5. It might be easier to interpret the findings if data measuring the outcome of the infection in CD8^-/- hosts in the context of the different cell transfers were included. The report seems to concentrate on measurements at day 5 after infection. Did, for example, the mice survive?

6. This is a study about clearance of virus from the mouse ear. Figure S3B shows that about 50% of the infected cells are CD45-negative, and consist mostly of keratinocytes as the authors explain. The virus infections of monocytes and keratinocytes should probably be understood as communicating barrels. Then why is it that for most experiments the authors chose not to show any results for the CD45-negative cells, although they systematically show virus titers and numbers of infected monocytes per ear? I feel this is an exaggeration of the principle to avoid unnecessary complexity in scientific stories.

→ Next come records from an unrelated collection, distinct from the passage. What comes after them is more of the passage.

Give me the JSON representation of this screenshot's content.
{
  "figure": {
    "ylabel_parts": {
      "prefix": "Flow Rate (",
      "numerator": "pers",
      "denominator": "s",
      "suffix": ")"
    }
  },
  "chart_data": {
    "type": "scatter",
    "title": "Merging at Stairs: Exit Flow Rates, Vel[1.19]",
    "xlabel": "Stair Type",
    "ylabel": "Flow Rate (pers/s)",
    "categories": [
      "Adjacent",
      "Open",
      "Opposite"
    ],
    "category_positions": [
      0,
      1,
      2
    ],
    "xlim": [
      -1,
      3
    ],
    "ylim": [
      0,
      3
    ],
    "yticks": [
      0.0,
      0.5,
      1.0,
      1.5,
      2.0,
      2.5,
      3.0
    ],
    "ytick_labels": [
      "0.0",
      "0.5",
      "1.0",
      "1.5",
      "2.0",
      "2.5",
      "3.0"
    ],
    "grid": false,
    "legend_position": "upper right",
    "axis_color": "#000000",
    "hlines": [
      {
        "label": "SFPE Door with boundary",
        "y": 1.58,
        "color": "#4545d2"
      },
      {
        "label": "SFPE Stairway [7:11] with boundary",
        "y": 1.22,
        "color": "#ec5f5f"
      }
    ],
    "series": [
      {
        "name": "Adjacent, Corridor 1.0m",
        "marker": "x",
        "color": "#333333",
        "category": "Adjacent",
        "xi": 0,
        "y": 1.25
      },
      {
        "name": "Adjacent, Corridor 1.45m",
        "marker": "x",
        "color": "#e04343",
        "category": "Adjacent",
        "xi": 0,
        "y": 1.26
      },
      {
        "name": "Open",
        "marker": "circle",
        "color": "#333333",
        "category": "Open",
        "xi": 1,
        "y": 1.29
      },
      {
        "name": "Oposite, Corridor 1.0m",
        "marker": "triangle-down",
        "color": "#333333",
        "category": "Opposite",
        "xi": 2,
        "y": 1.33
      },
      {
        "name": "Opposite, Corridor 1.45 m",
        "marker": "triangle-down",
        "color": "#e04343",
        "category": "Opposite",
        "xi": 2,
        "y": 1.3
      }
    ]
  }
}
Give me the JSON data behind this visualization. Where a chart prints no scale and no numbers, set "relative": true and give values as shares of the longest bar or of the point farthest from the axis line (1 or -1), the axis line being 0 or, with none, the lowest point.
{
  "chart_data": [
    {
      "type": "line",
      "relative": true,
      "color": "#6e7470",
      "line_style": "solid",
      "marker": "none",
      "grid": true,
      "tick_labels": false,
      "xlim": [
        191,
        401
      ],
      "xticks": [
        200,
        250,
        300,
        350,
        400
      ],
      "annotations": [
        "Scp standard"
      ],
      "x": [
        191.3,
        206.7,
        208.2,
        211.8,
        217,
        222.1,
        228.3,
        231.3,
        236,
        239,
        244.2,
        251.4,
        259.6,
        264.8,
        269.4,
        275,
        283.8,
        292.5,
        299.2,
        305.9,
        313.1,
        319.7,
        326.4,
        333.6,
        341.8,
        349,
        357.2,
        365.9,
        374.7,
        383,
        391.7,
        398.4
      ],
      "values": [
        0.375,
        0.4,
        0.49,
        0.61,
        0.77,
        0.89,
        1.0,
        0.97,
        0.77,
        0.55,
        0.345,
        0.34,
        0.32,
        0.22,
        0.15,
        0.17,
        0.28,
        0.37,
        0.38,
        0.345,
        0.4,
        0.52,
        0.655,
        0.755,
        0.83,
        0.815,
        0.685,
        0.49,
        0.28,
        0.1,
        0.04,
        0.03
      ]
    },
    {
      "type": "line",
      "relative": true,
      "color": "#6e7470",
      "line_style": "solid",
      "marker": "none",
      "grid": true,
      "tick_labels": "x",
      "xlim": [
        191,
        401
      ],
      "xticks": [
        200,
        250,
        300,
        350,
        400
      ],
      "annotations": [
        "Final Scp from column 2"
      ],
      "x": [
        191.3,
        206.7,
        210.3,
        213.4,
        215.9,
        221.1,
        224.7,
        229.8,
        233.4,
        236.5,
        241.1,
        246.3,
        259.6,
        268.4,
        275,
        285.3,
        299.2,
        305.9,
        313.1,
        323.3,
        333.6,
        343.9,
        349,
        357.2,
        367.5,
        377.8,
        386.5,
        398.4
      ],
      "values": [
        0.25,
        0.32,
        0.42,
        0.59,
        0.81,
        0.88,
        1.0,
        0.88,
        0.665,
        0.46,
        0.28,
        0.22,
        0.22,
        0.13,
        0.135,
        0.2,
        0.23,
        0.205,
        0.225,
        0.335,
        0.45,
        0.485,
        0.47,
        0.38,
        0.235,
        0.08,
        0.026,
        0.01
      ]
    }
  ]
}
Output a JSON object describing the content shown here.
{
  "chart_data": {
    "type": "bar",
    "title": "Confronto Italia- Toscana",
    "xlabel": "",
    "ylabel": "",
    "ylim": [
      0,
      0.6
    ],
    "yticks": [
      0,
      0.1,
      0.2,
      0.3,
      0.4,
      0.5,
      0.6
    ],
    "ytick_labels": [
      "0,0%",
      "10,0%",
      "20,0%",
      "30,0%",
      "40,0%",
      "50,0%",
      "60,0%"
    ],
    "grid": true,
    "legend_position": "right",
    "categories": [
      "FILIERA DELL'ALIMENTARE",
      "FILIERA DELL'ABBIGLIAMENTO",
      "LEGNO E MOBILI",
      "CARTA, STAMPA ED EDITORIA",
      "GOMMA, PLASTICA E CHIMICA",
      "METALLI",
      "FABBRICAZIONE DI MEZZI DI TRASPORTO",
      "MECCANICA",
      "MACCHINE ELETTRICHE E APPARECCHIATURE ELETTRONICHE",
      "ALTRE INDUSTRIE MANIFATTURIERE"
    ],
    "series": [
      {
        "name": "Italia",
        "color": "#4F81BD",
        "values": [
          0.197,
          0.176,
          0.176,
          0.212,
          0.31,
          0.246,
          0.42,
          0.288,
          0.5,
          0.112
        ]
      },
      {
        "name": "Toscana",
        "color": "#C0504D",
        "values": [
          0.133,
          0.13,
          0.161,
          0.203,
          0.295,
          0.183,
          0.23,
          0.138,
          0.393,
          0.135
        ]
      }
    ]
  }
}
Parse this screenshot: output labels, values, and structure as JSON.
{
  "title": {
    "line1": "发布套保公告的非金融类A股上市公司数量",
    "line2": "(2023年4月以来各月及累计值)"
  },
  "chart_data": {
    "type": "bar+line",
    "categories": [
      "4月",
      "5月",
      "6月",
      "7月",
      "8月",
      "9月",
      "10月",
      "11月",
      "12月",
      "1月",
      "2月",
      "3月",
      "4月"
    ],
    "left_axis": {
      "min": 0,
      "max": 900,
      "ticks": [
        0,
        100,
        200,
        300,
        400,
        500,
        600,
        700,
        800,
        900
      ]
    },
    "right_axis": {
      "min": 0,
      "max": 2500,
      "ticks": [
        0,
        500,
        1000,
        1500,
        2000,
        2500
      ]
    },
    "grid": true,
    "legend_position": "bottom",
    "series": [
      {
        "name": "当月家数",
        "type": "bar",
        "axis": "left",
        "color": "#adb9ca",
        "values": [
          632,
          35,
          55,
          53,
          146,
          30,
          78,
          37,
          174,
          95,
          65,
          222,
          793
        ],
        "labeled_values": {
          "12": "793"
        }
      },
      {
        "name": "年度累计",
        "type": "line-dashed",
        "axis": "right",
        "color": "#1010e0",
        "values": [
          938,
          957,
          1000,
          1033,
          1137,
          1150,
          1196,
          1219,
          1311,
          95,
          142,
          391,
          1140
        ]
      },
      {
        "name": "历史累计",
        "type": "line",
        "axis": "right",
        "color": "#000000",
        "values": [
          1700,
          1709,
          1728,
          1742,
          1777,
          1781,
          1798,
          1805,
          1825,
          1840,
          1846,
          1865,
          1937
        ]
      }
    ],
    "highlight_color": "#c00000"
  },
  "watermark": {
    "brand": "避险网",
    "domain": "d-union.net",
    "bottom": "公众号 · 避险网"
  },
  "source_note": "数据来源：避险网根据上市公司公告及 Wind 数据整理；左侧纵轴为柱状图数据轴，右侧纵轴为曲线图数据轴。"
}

7. In Figure 4B the authors show that two days after infection the endogenous CD8⁺ cells in the draining lymph nodes do not express detectable IFNγ levels. But, apparently, at this day the inflammation had hardly started (see Figure 2C). Nevertheless, in other experiments measuring at day 5 p.i., at which the inflammation is pronounced, the authors seem to use the Figure 4B result to define all IFNγ⁺ CD45⁺ cells as transferred CD8+ T cells (see Figures 6B-D and the main text discussion of these results). With regard to IFNγ expression by endogenous cells, it would be interesting to have further justification why the data of a non-inflamed situation (day 2 p.i.) were extrapolated to an inflamed situation (day 5 p.i.).

8. As a small point, it is unclear what is shown by the green color in Figure 4D, where green stains CD69 as well as virus infected cells.